The fall was due to a mark-to-market adjustment in the Private Equity Access fund, Strategic Value Global Opportunities fund, and Blue River Capital.
Portfolio update
The fund retains a right to sell the Tax Advisory Services Company, which makes up 44% of NAV, after tax legislation was passed in the US that will have a positive impact. The rule changes allow R&D expenditures to be fully expensed in the year they are incurred and includes a provision to allow businesses with average annual receipts under $31m to retroactively apply the change.
JPEL believes the legislation will provide valuation upside and has therefore not exercised its option to sell.
Wind down
The board believes the best option in the near term is to run off the portfolio organically, and it is exploring ways to maximise shareholder value over the next two-and-a-half to three years.
What the analysts say
JPMorgan Cazenove’s Christopher Brown said it makes sense to negotiate a new price for the Tax Advisory Services Company and ‘at the same time sell the remaining fund interests at a discount to get the maximum cash back to shareholders as soon as possible’.
‘If that could be achieved within the next six months, the return to shareholders could be very attractive,’ he said.
‘While JPEL will be too small for most new investors, those who are already invested should ultimately earn a good return from the current price.’
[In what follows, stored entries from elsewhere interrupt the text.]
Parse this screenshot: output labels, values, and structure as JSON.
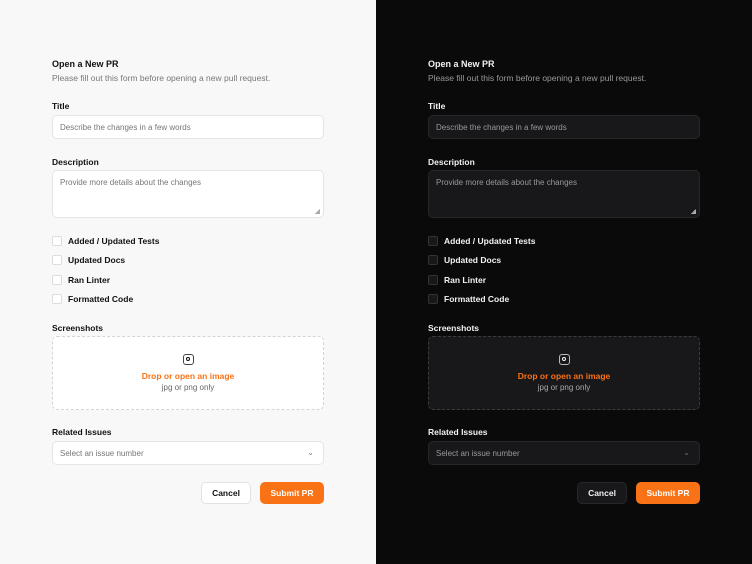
{
  "form": {
    "heading": "Open a New PR",
    "subtitle": "Please fill out this form before opening a new pull request.",
    "title_label": "Title",
    "title_placeholder": "Describe the changes in a few words",
    "description_label": "Description",
    "description_placeholder": "Provide more details about the changes",
    "checkboxes": [
      "Added / Updated Tests",
      "Updated Docs",
      "Ran Linter",
      "Formatted Code"
    ],
    "screenshots_label": "Screenshots",
    "drop_text": "Drop or open an image",
    "drop_hint": "jpg or png only",
    "issues_label": "Related Issues",
    "issues_placeholder": "Select an issue number",
    "cancel": "Cancel",
    "submit": "Submit PR"
  },
  "colors": {
    "accent": "#f97316",
    "light_bg": "#f8f8f8",
    "dark_bg": "#0a0a0b"
  }
}
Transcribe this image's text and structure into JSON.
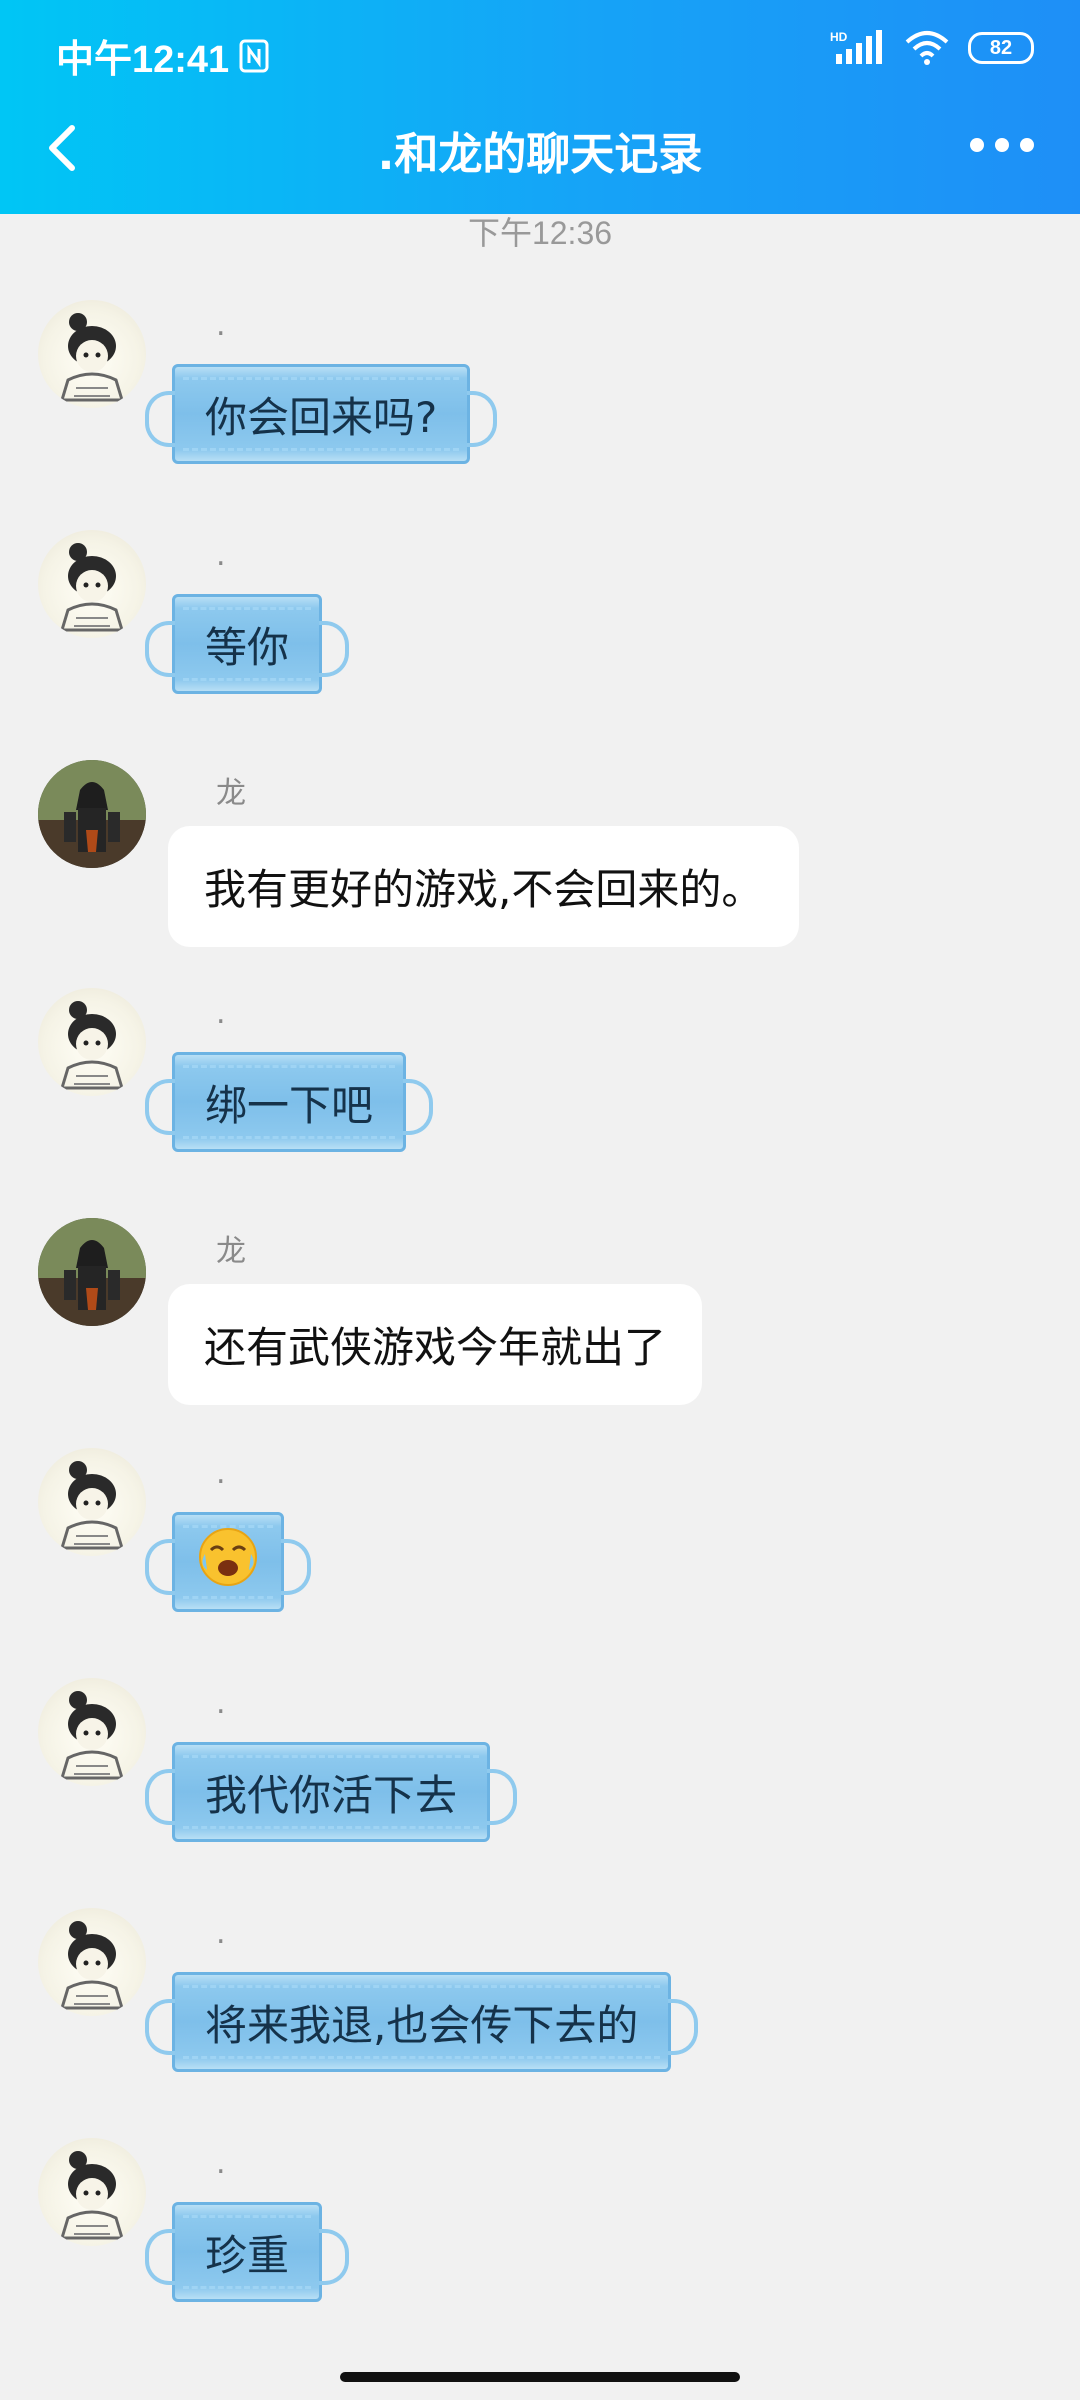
{
  "status_bar": {
    "time": "中午12:41",
    "network": "HD",
    "battery": "82"
  },
  "header": {
    "title": ".和龙的聊天记录"
  },
  "timestamp": "下午12:36",
  "messages": [
    {
      "sender": ".",
      "text": "你会回来吗?",
      "style": "mask"
    },
    {
      "sender": ".",
      "text": "等你",
      "style": "mask"
    },
    {
      "sender": "龙",
      "text": "我有更好的游戏,不会回来的。",
      "style": "white"
    },
    {
      "sender": ".",
      "text": "绑一下吧",
      "style": "mask"
    },
    {
      "sender": "龙",
      "text": "还有武侠游戏今年就出了",
      "style": "white"
    },
    {
      "sender": ".",
      "text": "😭",
      "style": "mask"
    },
    {
      "sender": ".",
      "text": "我代你活下去",
      "style": "mask"
    },
    {
      "sender": ".",
      "text": "将来我退,也会传下去的",
      "style": "mask"
    },
    {
      "sender": ".",
      "text": "珍重",
      "style": "mask"
    }
  ],
  "colors": {
    "header_start": "#00c6f5",
    "header_end": "#1e8ff7",
    "background": "#f1f1f1",
    "mask_blue": "#7ebfea"
  }
}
Abrdn Diversified Income & Growth (ADIG )
Capital return
The £176m multi-asset trust has confirmed it will return £57.2m – or 15% of share capital to investors in a B-share scheme. The scheme is the ‘fairest and most efficient way of returning substantial amounts of cash to shareholders’ as part of its wind down. To date, the company has retuned £115m to investors.
Asset sales
As part of its wind down, the trust is selling off its private market assets in a secondary sales process. It has now completed the sale and transfer of two fund interest, and 50% of another interest.
The stake in the funds were sold for £21m which is 11.5% of the total NAV. The remaining interests total £94.5m, of which £27.9m are subject to conditional sale and purchase agreements, and £66.7m of which are subject to binding sales agreements and are under offer.
ADIG has cash of £79.6m, of which £57.2m is earmarked for a November return of capital.